Comme les gouvernements précédents (sauf celui, très ancien, de Pierre Mauroy en 1981), l’actuel considère qu’il ne peut prononcer le mot rigueur, ni le laisser prononcer par aucun membre de sa majorité. Il y voit l’aveu coupable d’un désir de faire participer tous les Français à l’effort de redressement national.

Il préfère croire, et faire croire, qu’il lui sera possible d’en exonérer les Français « moyens », et les classes « moyennes », sans oser définir ni ce qu’elles sont ni à quel niveau de revenu se termine cette moyenne. Les ministres et députés de la nouvelle majorité répètent donc ce mantra sur tous les tons et jurent, la main sur le coeur, que la baisse de TVA est déjà décidée et que la hausse de la CSG « n’est pas d’actualité », parce que ces deux impôts touchent tous les Français, quel que soit leur niveau de revenus.

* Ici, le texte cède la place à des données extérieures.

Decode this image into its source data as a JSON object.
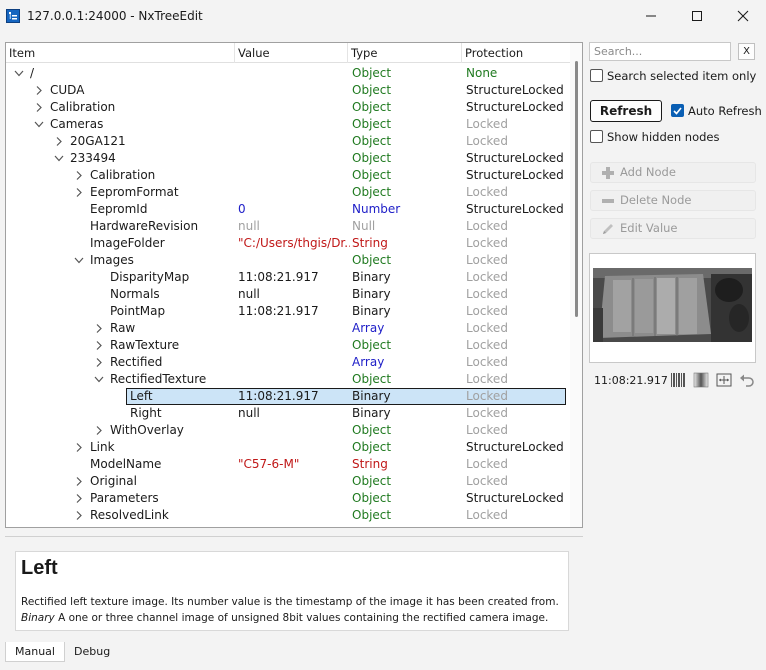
{
  "window": {
    "title": "127.0.0.1:24000 - NxTreeEdit"
  },
  "tree": {
    "columns": [
      "Item",
      "Value",
      "Type",
      "Protection"
    ],
    "rows": [
      {
        "depth": 0,
        "exp": "open",
        "name": "/",
        "value": "",
        "vstyle": "",
        "type": "Object",
        "prot": "None"
      },
      {
        "depth": 1,
        "exp": "closed",
        "name": "CUDA",
        "value": "",
        "vstyle": "",
        "type": "Object",
        "prot": "StructureLocked"
      },
      {
        "depth": 1,
        "exp": "closed",
        "name": "Calibration",
        "value": "",
        "vstyle": "",
        "type": "Object",
        "prot": "StructureLocked"
      },
      {
        "depth": 1,
        "exp": "open",
        "name": "Cameras",
        "value": "",
        "vstyle": "",
        "type": "Object",
        "prot": "Locked"
      },
      {
        "depth": 2,
        "exp": "closed",
        "name": "20GA121",
        "value": "",
        "vstyle": "",
        "type": "Object",
        "prot": "Locked"
      },
      {
        "depth": 2,
        "exp": "open",
        "name": "233494",
        "value": "",
        "vstyle": "",
        "type": "Object",
        "prot": "StructureLocked"
      },
      {
        "depth": 3,
        "exp": "closed",
        "name": "Calibration",
        "value": "",
        "vstyle": "",
        "type": "Object",
        "prot": "StructureLocked"
      },
      {
        "depth": 3,
        "exp": "closed",
        "name": "EepromFormat",
        "value": "",
        "vstyle": "",
        "type": "Object",
        "prot": "Locked"
      },
      {
        "depth": 3,
        "exp": "none",
        "name": "EepromId",
        "value": "0",
        "vstyle": "blue",
        "type": "Number",
        "prot": "StructureLocked"
      },
      {
        "depth": 3,
        "exp": "none",
        "name": "HardwareRevision",
        "value": "null",
        "vstyle": "gray",
        "type": "Null",
        "prot": "Locked"
      },
      {
        "depth": 3,
        "exp": "none",
        "name": "ImageFolder",
        "value": "\"C:/Users/thgis/Dr...",
        "vstyle": "red",
        "type": "String",
        "prot": "Locked"
      },
      {
        "depth": 3,
        "exp": "open",
        "name": "Images",
        "value": "",
        "vstyle": "",
        "type": "Object",
        "prot": "Locked"
      },
      {
        "depth": 4,
        "exp": "none",
        "name": "DisparityMap",
        "value": "11:08:21.917",
        "vstyle": "",
        "type": "Binary",
        "prot": "Locked"
      },
      {
        "depth": 4,
        "exp": "none",
        "name": "Normals",
        "value": "null",
        "vstyle": "",
        "type": "Binary",
        "prot": "Locked"
      },
      {
        "depth": 4,
        "exp": "none",
        "name": "PointMap",
        "value": "11:08:21.917",
        "vstyle": "",
        "type": "Binary",
        "prot": "Locked"
      },
      {
        "depth": 4,
        "exp": "closed",
        "name": "Raw",
        "value": "",
        "vstyle": "",
        "type": "Array",
        "prot": "Locked"
      },
      {
        "depth": 4,
        "exp": "closed",
        "name": "RawTexture",
        "value": "",
        "vstyle": "",
        "type": "Object",
        "prot": "Locked"
      },
      {
        "depth": 4,
        "exp": "closed",
        "name": "Rectified",
        "value": "",
        "vstyle": "",
        "type": "Array",
        "prot": "Locked"
      },
      {
        "depth": 4,
        "exp": "open",
        "name": "RectifiedTexture",
        "value": "",
        "vstyle": "",
        "type": "Object",
        "prot": "Locked"
      },
      {
        "depth": 5,
        "exp": "none",
        "name": "Left",
        "value": "11:08:21.917",
        "vstyle": "",
        "type": "Binary",
        "prot": "Locked",
        "selected": true
      },
      {
        "depth": 5,
        "exp": "none",
        "name": "Right",
        "value": "null",
        "vstyle": "",
        "type": "Binary",
        "prot": "Locked"
      },
      {
        "depth": 4,
        "exp": "closed",
        "name": "WithOverlay",
        "value": "",
        "vstyle": "",
        "type": "Object",
        "prot": "Locked"
      },
      {
        "depth": 3,
        "exp": "closed",
        "name": "Link",
        "value": "",
        "vstyle": "",
        "type": "Object",
        "prot": "StructureLocked"
      },
      {
        "depth": 3,
        "exp": "none",
        "name": "ModelName",
        "value": "\"C57-6-M\"",
        "vstyle": "red",
        "type": "String",
        "prot": "Locked"
      },
      {
        "depth": 3,
        "exp": "closed",
        "name": "Original",
        "value": "",
        "vstyle": "",
        "type": "Object",
        "prot": "Locked"
      },
      {
        "depth": 3,
        "exp": "closed",
        "name": "Parameters",
        "value": "",
        "vstyle": "",
        "type": "Object",
        "prot": "StructureLocked"
      },
      {
        "depth": 3,
        "exp": "closed",
        "name": "ResolvedLink",
        "value": "",
        "vstyle": "",
        "type": "Object",
        "prot": "Locked"
      }
    ]
  },
  "sidebar": {
    "search_placeholder": "Search...",
    "clear_label": "X",
    "search_selected_only": {
      "label": "Search selected item only",
      "checked": false
    },
    "refresh_label": "Refresh",
    "auto_refresh": {
      "label": "Auto Refresh",
      "checked": true
    },
    "show_hidden": {
      "label": "Show hidden nodes",
      "checked": false
    },
    "add_node_label": "Add Node",
    "delete_node_label": "Delete Node",
    "edit_value_label": "Edit Value",
    "image_timestamp": "11:08:21.917"
  },
  "description": {
    "title": "Left",
    "line1": "Rectified left texture image. Its number value is the timestamp of the image it has been created from.",
    "line2_type": "Binary",
    "line2_text": " A one or three channel image of unsigned 8bit values containing the rectified camera image."
  },
  "tabs": [
    {
      "label": "Manual",
      "active": true
    },
    {
      "label": "Debug",
      "active": false
    }
  ],
  "colors": {
    "accent": "#0a5fb4",
    "selection": "#cce4f7",
    "type_object": "#207a20",
    "type_number": "#2020c8",
    "type_string": "#c01818",
    "locked": "#a0a0a0"
  }
}
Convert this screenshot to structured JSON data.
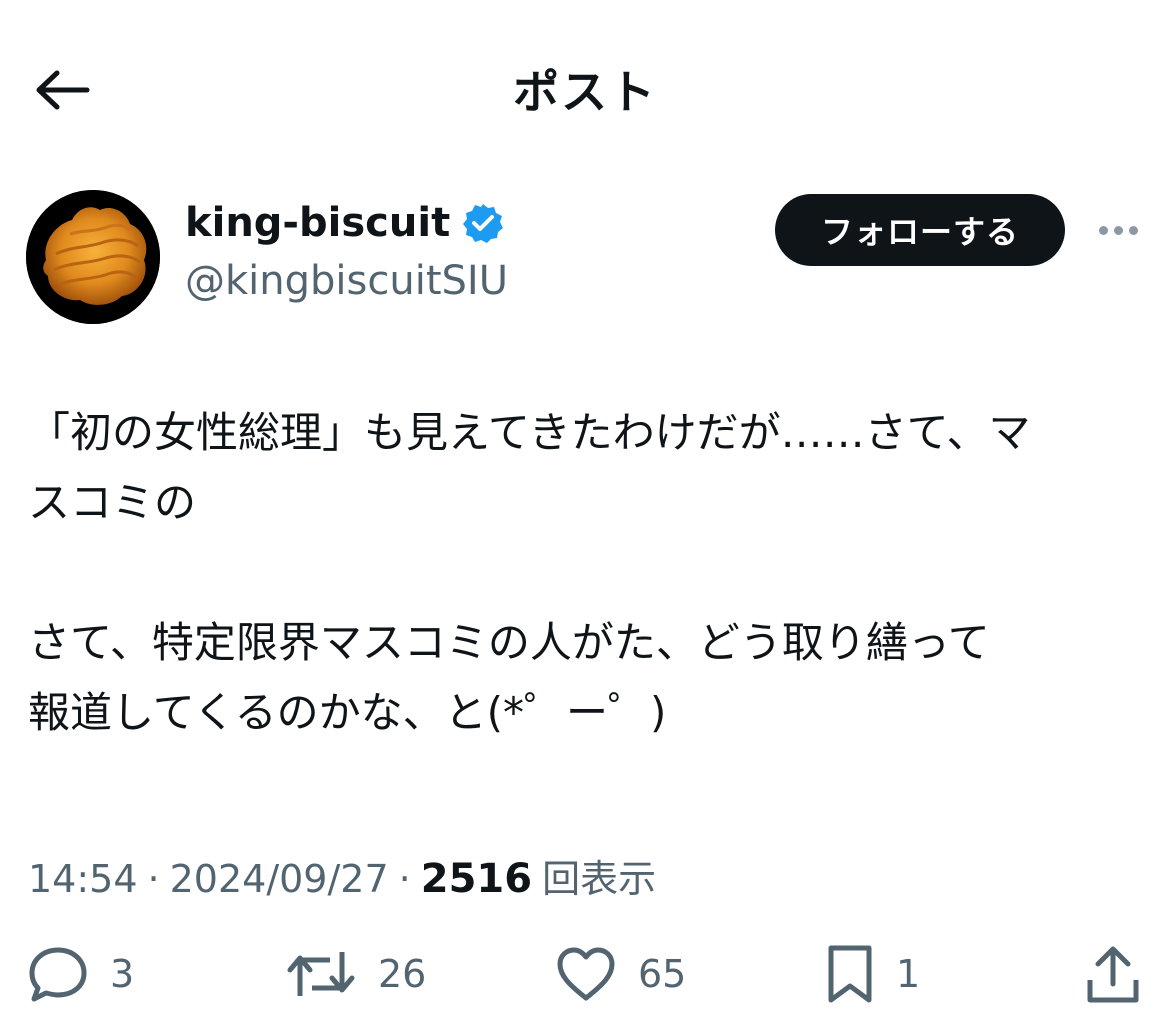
{
  "header": {
    "title": "ポスト",
    "back_icon": "arrow-left-icon"
  },
  "author": {
    "display_name": "king-biscuit",
    "handle": "@kingbiscuitSIU",
    "verified": true,
    "verified_color": "#1d9bf0",
    "follow_label": "フォローする"
  },
  "post": {
    "lines": [
      "「初の女性総理」も見えてきたわけだが……さて、マ",
      "スコミの",
      "",
      "さて、特定限界マスコミの人がた、どう取り繕って",
      "報道してくるのかな、と(*゜ー゜)"
    ]
  },
  "meta": {
    "time": "14:54",
    "separator": "·",
    "date": "2024/09/27",
    "views_count": "2516",
    "views_label": "回表示"
  },
  "actions": {
    "reply_count": "3",
    "repost_count": "26",
    "like_count": "65",
    "bookmark_count": "1"
  },
  "colors": {
    "text": "#0f1419",
    "secondary": "#536471",
    "accent": "#1d9bf0"
  }
}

Pour les mots, cela peut sembler sans importance. Que le gouvernement et la nouvelle majorité appellent cela « rigueur », « effort », ou tout simplement « désendettement », (ce qui me semble le mot le plus juste), peut apparaître comme une querelle dérisoire. Et il est vrai que ce qui compte, c’est ce qu’ils font. En réalité, des mots dépendent la nature de l’action. Et ne pas reconnaître qu’il faut réduire une dette faite par tous, c’est se condamner à ne pas comprendre l’action nécessaire.

Pour l’analyse, c’est déjà beaucoup moins acceptable. Nous avons tous vécu dans l’illusion. Voici venu le moment d’accepter la réalité. Il n’est pas possible de laisser croire que tous les Français n’ont pas profité de l’endettement de ces dernières années : depuis dix ans et pendant plusieurs mois par an, tous les Français ont bénéficié de services publics sans les payer. Ils ont tous envoyé leurs enfants à l’école à crédit ; ils ont tous été protégés par des policiers et des soldats payés à crédit ; ils ont tous reçu des allocations logement, des subventions diverses à crédit, c’est-à-dire sans que les impôts de personne ne les financent.

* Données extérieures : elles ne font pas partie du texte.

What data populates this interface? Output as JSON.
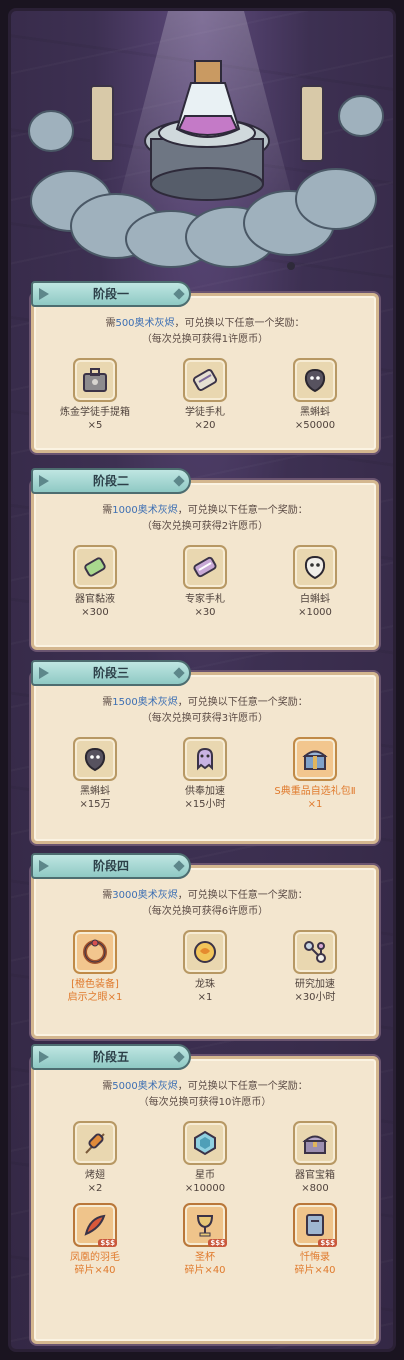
{
  "stages": [
    {
      "title": "阶段一",
      "line1_pre": "需",
      "line1_cost": "500奥术灰烬",
      "line1_post": "，可兑换以下任意一个奖励：",
      "line2": "（每次兑换可获得1许愿币）",
      "rewards": [
        {
          "name": "炼金学徒手提箱",
          "count": "×5",
          "icon": "briefcase-icon"
        },
        {
          "name": "学徒手札",
          "count": "×20",
          "icon": "scroll-icon"
        },
        {
          "name": "黑蝌蚪",
          "count": "×50000",
          "icon": "black-tadpole-icon"
        }
      ]
    },
    {
      "title": "阶段二",
      "line1_pre": "需",
      "line1_cost": "1000奥术灰烬",
      "line1_post": "，可兑换以下任意一个奖励：",
      "line2": "（每次兑换可获得2许愿币）",
      "rewards": [
        {
          "name": "器官黏液",
          "count": "×300",
          "icon": "slime-vial-icon"
        },
        {
          "name": "专家手札",
          "count": "×30",
          "icon": "expert-scroll-icon"
        },
        {
          "name": "白蝌蚪",
          "count": "×1000",
          "icon": "white-tadpole-icon"
        }
      ]
    },
    {
      "title": "阶段三",
      "line1_pre": "需",
      "line1_cost": "1500奥术灰烬",
      "line1_post": "，可兑换以下任意一个奖励：",
      "line2": "（每次兑换可获得3许愿币）",
      "rewards": [
        {
          "name": "黑蝌蚪",
          "count": "×15万",
          "icon": "black-tadpole-icon"
        },
        {
          "name": "供奉加速",
          "count": "×15小时",
          "icon": "ghost-speedup-icon"
        },
        {
          "name": "S典重品自选礼包Ⅱ",
          "count": "×1",
          "icon": "gift-chest-icon",
          "highlight": true
        }
      ]
    },
    {
      "title": "阶段四",
      "line1_pre": "需",
      "line1_cost": "3000奥术灰烬",
      "line1_post": "，可兑换以下任意一个奖励：",
      "line2": "（每次兑换可获得6许愿币）",
      "rewards": [
        {
          "name": "[橙色装备]",
          "count": "启示之眼×1",
          "icon": "ring-icon",
          "highlight": true
        },
        {
          "name": "龙珠",
          "count": "×1",
          "icon": "dragon-orb-icon"
        },
        {
          "name": "研究加速",
          "count": "×30小时",
          "icon": "research-icon"
        }
      ]
    },
    {
      "title": "阶段五",
      "line1_pre": "需",
      "line1_cost": "5000奥术灰烬",
      "line1_post": "，可兑换以下任意一个奖励：",
      "line2": "（每次兑换可获得10许愿币）",
      "rewards": [
        {
          "name": "烤翅",
          "count": "×2",
          "icon": "skewer-icon"
        },
        {
          "name": "星币",
          "count": "×10000",
          "icon": "star-coin-icon"
        },
        {
          "name": "器官宝箱",
          "count": "×800",
          "icon": "treasure-chest-icon"
        },
        {
          "name": "凤凰的羽毛",
          "count": "碎片×40",
          "icon": "phoenix-feather-icon",
          "highlight": true,
          "rare": true
        },
        {
          "name": "圣杯",
          "count": "碎片×40",
          "icon": "grail-icon",
          "highlight": true,
          "rare": true
        },
        {
          "name": "忏悔录",
          "count": "碎片×40",
          "icon": "tome-icon",
          "highlight": true,
          "rare": true
        }
      ]
    }
  ]
}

Pour l’action enfin, il est illusoire, et injuste de penser que l’on pourra se passer de demander à tous les Français, où qu’ils vivent, et à tous les étrangers qui vivent en France, de participer aux financements, passés et à venir, des services publics. La dette publique ne pourra pas se réduire sans réduire significativement les dépenses pour tous et sans augmenter significativement les impôts de tous. Et en particulier, puisqu’il faut appeler un chat un chat, il faudra élever les impôts sur les revenus de tous, et concentrer les allocations logement et autres prestations sociales sur ceux qui en ont le plus besoin. Il faudra en particulier, et le plus tot serait le mieux, augmenter tant la CSG que la TVA.

D’autant plus que, même si on peut le regretter, les plus riches, personnes privées ou entreprises, sont les plus mobiles, et donc les mieux placés pour partir si on prétend leur fait payer une part excessive du désendettement du pays : on perdra alors leur contribution à l’impôt et les emplois qu’ils animent et dirigent. Personne n’a rien à y gagner.

Appeler un chat un chat est une condition nécessaire pour ne pas le traiter comme un chien.